We start by making the necessary imports:
import numpy as np
from sentence_transformers import SentenceTransformer
from scipy.spatial.distance import cosine
Next, we load and initialize a pre-trained embedding model — concretely all-MiniLM-L6-v2 from the sentence_transformers library. This model has been trained to transform raw text into embedding vectors that capture semantic characteristics. We also create a simple, simulated agent history containing user-agent interactions (in a real setting, this would be fetched from a database):
# Initialize a lightweight open-source embedding model
model = SentenceTransformer('all-MiniLM-L6-v2')
# 1. Simulated Agent History (Usually fetched from a database)
chat_history = [
{"role": "user", "content": "My name is Alice and I work in logistics."},
{"role": "agent", "content": "Nice to meet you, Alice. How can I help with logistics?"},
{"role": "user", "content": "What's the weather like today?"},
{"role": "agent", "content": "It's sunny and 75 degrees."},
{"role": "user", "content": "I need help calculating route efficiency for my fleet."},
{"role": "agent", "content": "Route efficiency involves analyzing distance, traffic, and load weight."},
{"role": "user", "content": "Thanks, that makes sense."},
{"role": "agent", "content": "You're welcome! Let me know if you need anything else."}
]
The core logic of the context pruning pipeline comes next.

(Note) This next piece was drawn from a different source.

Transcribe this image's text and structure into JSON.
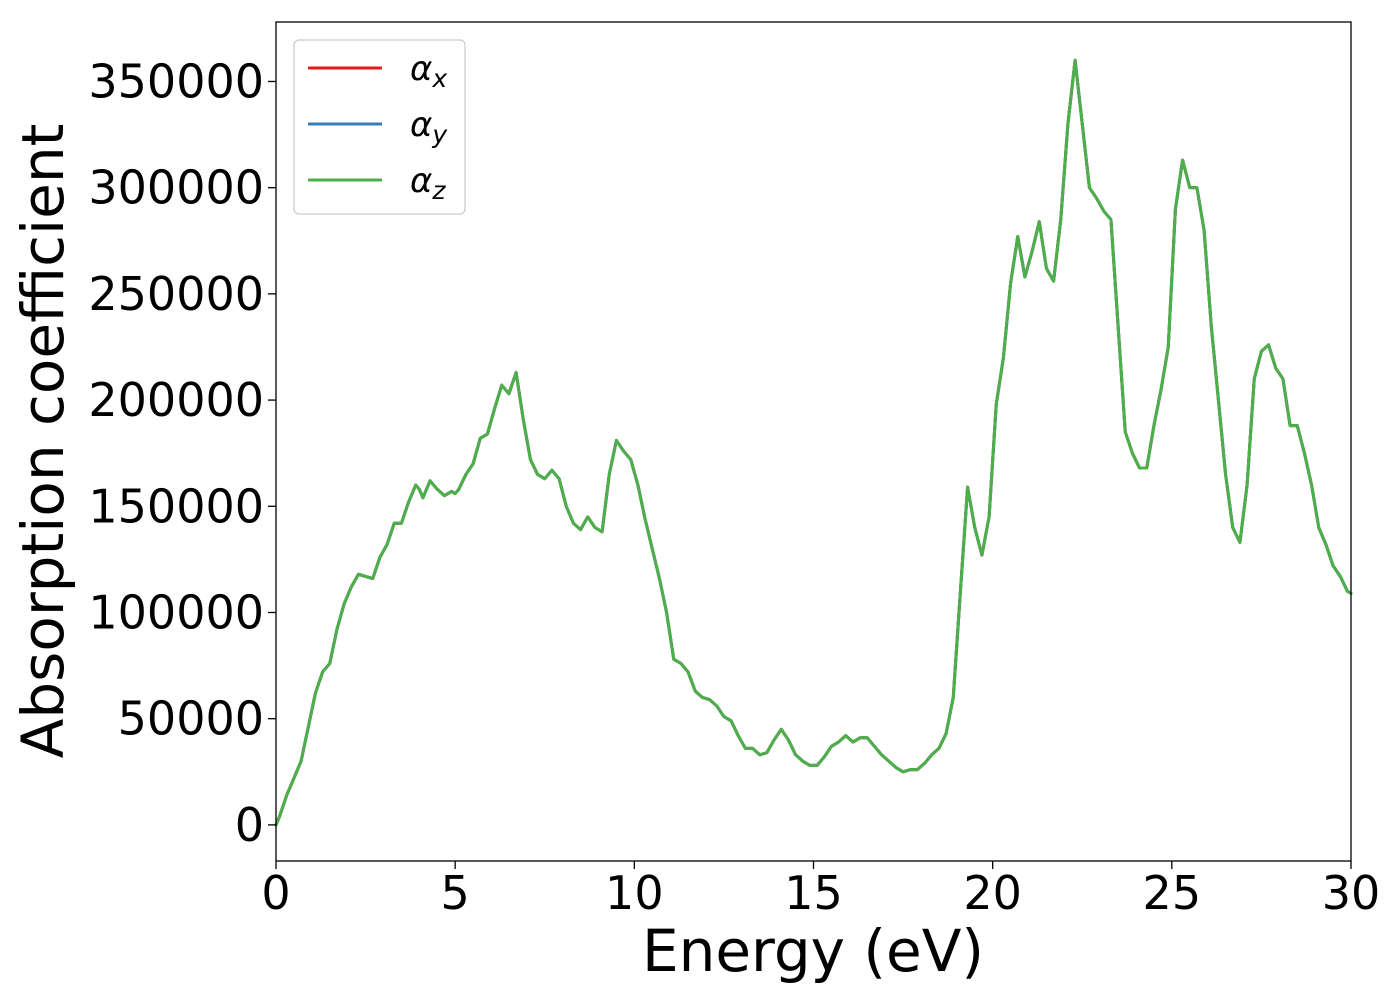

It is encapsulated in a prune_context() function that receives the current prompt, the full interaction history, and the number of semantically relevant past turns to retrieve, k:
def prune_context(current_prompt, history, top_k=2):
# If the conversation history is too short, we simply return it
if len(history) <= 2:
return history + [{"role": "user", "content": current_prompt}]
# Extracting the most recent turn (last user/agent pair)
recent_turn = history[-2:]
# The rest of the history will be eligible for semantic pruning
archived_turns = history[:-2]
# 2. Embedding the current prompt
prompt_emb = model.encode(current_prompt)
# 3. Embedding archived turns and computing similarities
scored_turns = []
for turn in archived_turns:
turn_emb = model.encode(turn["content"])
# We want similarity, so we subtract cosine distance from 1
similarity = 1 - cosine(prompt_emb, turn_emb)
scored_turns.append((similarity, turn))
# 4. Sorting by highest similarity and slicing the Top-K turns
scored_turns.sort(key=lambda x: x[0], reverse=True)
top_turns = [turn for _, turn in scored_turns[:top_k]]
# 5. Assembling the pruned context window
pruned_context = top_turns + recent_turn + [{"role": "user", "content": current_prompt}]
return pruned_context
The function first handles the edge case where the history is too short to prune, returning it as-is. For longer histories, it separates the most recent turn from the archive, encodes the current prompt and each archived turn into vector embeddings, computes cosine similarity scores, and selects the top-K most relevant past turns. These are then combined with the most recent turn and the current prompt to form a compact, semantically informed context window ready to be passed to the LLM.
This approach ensures that the agent retains conversational continuity through the most recent exchange while also surfacing historically relevant context — all without exceeding token limits or incurring unnecessary compute costs. By replacing the embedding model with a higher-capacity alternative or integrating a vector database for archived turn retrieval, the same pipeline can scale to production-grade long-running agents.